Wednesday, September 22, 2010

Moving the Rob Roy Hotel

Since 1886, the Rob Roy Hotel (more recently known as the Birdcage) has stood in the Auckland suburb of Freemans Bay. While much of the Victorian fabric of the city has been demolished, the Rob Roy has survived. When it was found to be in the path of a planned motorway tunnel, the decision was made to move the building forty metres up the hill out of the way—and then move it back when construction has finished.

This has been quite an undertaking. Old brick buildings don't particularly like being moved. Steel rods were inserted through the bricks, reinforced concrete applied to the rear wall, and carbon fibre strips inserted in the chimney to provide seismic strengthening. A heavily reinforced concrete track with a Teflon surface was built. Then, very slowly and carefully, and watched by thousands of people, the move of this 740-tonne building by two 30-tonne hydraulic rams began.

Before the move (click for larger pictures):



After the first day:



A time-lapse video of the move:
www.youtube.com/watch?v=W10FGmgrTq8

The hotel will stay in its new position for about six months, while the tunnel is finished. In the meantime, those concrete tracks have been broken up—quite an undertaking, as they were full of reinforcing rods.

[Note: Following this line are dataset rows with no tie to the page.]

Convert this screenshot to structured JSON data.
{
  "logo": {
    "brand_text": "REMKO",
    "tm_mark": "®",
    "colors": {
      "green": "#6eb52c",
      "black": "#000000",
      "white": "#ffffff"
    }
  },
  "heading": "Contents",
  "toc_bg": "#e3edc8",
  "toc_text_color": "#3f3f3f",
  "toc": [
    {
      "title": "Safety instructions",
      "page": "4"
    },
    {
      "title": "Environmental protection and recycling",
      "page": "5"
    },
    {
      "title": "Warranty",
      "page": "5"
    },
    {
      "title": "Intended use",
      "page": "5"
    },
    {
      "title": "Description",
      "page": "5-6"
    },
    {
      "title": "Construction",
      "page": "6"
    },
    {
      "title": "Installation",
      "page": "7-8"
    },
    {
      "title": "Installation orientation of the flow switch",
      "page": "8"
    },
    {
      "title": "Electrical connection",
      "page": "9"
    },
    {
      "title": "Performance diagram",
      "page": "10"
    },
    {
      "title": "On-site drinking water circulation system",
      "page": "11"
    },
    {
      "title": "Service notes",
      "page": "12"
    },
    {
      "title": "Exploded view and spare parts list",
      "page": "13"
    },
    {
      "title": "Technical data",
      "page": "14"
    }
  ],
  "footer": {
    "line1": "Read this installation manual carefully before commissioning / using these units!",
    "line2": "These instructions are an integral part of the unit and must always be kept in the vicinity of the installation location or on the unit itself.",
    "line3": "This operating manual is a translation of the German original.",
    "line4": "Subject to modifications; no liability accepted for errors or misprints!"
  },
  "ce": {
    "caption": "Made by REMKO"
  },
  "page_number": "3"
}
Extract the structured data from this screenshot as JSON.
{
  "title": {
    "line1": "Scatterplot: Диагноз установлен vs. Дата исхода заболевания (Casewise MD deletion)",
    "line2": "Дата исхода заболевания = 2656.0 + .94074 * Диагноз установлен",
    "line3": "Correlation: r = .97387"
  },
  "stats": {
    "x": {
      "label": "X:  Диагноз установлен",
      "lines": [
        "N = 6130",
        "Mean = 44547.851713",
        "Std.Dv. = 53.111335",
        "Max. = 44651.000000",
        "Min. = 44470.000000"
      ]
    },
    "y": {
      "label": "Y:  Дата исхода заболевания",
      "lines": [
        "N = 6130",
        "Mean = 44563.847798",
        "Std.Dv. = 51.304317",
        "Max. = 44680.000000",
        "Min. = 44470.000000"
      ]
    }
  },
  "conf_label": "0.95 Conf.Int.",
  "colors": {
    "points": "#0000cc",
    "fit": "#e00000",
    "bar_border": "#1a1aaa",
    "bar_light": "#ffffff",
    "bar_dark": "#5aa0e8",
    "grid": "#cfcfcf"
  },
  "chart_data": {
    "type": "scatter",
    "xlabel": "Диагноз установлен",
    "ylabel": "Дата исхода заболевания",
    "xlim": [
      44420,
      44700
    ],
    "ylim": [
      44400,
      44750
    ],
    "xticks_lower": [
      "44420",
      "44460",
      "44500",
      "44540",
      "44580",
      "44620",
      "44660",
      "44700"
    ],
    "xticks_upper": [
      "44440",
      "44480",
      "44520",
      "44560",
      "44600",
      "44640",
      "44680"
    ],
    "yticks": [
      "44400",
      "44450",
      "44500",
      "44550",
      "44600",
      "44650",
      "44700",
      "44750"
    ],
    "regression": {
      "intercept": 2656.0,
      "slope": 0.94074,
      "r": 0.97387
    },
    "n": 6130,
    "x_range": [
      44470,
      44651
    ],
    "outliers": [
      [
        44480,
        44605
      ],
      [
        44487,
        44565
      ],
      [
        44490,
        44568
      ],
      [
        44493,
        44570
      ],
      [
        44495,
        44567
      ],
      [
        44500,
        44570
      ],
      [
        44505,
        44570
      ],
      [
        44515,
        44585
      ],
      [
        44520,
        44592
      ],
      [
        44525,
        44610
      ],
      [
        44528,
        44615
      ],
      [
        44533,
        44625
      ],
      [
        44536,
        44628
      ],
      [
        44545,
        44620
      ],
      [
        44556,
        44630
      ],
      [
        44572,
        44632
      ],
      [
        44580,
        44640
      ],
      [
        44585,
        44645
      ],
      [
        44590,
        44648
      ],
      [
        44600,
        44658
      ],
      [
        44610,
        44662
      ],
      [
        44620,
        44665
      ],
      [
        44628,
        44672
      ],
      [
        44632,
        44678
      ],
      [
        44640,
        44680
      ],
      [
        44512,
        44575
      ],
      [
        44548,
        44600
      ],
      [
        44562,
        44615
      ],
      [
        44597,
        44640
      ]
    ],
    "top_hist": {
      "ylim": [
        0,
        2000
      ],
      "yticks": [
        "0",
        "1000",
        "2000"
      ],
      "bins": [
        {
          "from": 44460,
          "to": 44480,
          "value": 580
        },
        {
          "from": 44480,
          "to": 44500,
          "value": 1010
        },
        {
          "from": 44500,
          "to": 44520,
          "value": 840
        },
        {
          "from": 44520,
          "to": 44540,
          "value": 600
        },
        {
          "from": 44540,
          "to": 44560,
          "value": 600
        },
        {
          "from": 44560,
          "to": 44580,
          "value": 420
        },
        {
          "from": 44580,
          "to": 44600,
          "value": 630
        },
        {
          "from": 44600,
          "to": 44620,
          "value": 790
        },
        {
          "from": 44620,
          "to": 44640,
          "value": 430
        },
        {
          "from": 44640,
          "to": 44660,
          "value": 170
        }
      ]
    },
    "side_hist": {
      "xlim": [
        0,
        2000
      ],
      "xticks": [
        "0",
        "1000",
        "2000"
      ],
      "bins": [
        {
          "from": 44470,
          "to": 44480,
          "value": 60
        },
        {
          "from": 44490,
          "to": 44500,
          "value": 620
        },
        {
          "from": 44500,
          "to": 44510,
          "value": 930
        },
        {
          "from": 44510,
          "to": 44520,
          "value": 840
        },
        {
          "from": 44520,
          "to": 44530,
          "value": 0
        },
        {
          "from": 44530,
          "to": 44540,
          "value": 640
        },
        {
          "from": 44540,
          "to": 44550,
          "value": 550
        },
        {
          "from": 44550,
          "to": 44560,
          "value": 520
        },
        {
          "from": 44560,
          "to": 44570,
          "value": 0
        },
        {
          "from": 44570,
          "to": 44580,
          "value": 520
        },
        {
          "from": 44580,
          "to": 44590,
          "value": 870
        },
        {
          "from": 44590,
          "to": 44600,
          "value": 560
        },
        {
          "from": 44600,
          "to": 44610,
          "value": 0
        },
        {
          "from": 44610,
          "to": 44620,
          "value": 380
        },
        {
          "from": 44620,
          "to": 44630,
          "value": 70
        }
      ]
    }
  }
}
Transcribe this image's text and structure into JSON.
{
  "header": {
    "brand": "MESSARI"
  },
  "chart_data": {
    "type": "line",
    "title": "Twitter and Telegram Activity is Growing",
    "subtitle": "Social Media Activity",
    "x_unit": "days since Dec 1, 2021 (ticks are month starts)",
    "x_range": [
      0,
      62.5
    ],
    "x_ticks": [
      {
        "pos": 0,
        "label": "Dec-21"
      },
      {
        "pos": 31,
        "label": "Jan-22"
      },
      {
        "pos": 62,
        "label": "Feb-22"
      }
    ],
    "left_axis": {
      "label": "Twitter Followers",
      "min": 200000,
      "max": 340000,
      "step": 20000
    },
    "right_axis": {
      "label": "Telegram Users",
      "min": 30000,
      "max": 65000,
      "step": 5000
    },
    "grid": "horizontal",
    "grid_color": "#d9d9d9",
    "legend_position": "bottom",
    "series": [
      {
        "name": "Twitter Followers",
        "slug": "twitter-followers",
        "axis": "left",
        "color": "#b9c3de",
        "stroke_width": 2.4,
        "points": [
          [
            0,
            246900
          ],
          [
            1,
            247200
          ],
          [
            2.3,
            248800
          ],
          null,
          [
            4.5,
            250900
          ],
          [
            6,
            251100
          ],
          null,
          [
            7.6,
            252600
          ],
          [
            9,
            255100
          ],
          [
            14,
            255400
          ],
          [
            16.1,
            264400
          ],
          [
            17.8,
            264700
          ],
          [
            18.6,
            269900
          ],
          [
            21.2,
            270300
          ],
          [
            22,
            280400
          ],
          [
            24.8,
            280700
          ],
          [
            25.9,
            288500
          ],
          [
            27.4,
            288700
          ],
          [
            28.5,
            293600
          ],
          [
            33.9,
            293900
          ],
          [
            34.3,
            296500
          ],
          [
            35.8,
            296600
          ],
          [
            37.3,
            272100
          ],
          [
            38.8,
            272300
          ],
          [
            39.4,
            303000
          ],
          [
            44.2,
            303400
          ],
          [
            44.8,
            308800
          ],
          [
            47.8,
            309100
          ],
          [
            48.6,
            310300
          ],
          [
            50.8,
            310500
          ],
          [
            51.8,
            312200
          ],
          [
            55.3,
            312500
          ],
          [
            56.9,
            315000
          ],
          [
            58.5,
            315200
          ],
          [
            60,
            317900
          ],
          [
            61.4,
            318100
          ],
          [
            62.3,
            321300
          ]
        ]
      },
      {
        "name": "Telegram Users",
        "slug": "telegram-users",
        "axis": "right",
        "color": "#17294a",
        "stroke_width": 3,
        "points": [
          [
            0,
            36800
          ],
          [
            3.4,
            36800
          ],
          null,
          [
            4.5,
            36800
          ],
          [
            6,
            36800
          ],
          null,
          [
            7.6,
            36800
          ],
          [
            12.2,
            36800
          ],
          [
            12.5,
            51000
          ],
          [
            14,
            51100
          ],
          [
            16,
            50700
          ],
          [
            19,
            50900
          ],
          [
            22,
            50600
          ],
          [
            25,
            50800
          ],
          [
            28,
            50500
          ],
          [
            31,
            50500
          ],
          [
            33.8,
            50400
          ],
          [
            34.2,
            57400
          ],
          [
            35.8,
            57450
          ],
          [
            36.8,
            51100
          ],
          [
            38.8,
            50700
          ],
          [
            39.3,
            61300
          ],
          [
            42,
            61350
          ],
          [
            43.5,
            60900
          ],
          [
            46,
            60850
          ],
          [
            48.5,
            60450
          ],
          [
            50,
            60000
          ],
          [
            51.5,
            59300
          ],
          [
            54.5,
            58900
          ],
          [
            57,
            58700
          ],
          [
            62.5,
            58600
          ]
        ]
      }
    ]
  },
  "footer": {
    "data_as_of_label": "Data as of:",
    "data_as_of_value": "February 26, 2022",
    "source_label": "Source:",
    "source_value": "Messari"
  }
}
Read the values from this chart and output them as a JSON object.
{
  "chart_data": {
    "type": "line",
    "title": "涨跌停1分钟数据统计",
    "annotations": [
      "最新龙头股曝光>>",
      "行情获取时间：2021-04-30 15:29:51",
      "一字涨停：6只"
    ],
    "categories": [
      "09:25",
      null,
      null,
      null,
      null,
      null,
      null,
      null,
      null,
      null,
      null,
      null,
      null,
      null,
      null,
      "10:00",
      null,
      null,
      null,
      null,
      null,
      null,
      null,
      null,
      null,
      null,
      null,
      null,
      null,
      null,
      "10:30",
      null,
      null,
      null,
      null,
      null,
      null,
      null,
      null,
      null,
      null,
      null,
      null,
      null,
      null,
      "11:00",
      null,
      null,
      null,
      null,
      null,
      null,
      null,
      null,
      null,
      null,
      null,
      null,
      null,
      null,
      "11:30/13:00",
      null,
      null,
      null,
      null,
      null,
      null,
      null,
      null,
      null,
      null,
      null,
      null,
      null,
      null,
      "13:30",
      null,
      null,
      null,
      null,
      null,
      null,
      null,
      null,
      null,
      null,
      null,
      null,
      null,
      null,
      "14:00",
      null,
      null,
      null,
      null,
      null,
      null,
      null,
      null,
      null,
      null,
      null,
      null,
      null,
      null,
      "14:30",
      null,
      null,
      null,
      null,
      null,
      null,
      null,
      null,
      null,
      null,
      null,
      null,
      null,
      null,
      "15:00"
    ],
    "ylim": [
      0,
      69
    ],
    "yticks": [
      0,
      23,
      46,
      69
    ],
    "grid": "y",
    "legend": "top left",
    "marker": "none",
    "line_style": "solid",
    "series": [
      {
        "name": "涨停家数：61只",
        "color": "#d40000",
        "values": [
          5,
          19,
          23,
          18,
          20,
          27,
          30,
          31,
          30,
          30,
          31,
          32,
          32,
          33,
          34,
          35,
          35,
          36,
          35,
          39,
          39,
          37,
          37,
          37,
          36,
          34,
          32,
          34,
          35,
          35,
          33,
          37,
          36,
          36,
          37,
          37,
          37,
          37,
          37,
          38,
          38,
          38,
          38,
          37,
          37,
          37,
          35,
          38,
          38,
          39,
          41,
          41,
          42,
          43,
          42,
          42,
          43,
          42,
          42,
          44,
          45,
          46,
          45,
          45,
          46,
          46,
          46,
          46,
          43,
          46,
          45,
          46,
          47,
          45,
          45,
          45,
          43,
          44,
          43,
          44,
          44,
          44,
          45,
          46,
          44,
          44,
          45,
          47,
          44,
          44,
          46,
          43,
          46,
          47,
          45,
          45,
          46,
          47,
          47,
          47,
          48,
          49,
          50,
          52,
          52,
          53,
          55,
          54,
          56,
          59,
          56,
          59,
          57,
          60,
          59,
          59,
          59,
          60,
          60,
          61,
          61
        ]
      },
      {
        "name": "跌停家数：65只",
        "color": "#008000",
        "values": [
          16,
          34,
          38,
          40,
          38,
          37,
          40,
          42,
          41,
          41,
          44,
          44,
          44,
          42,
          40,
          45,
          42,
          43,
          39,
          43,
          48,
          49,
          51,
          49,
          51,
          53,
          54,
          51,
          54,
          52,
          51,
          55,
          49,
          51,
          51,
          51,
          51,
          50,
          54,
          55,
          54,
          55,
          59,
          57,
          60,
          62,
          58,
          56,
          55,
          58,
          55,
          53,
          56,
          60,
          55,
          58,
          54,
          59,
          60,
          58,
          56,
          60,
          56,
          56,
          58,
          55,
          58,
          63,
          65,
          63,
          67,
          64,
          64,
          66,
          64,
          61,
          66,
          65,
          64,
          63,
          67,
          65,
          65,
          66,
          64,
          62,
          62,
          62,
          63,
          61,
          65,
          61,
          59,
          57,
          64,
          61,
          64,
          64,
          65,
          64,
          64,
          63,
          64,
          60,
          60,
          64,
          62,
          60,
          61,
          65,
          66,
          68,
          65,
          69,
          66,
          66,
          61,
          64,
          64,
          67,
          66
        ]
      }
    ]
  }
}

Freemans Bay was a busy industrial area when the Rob Roy was built, with ship builders, sawmills, glassworks—and a brass foundry. Those of you who have read A Second Chance might remember a character who owned a small brass foundry; this is the area where I've placed his foundry, and the Rob Roy would have been his "local". While he's a fairly abstemious man, I'm sure that on at least one occasion he sat in the bar of the Rob Roy and raised a glass in honour of a certain young lady.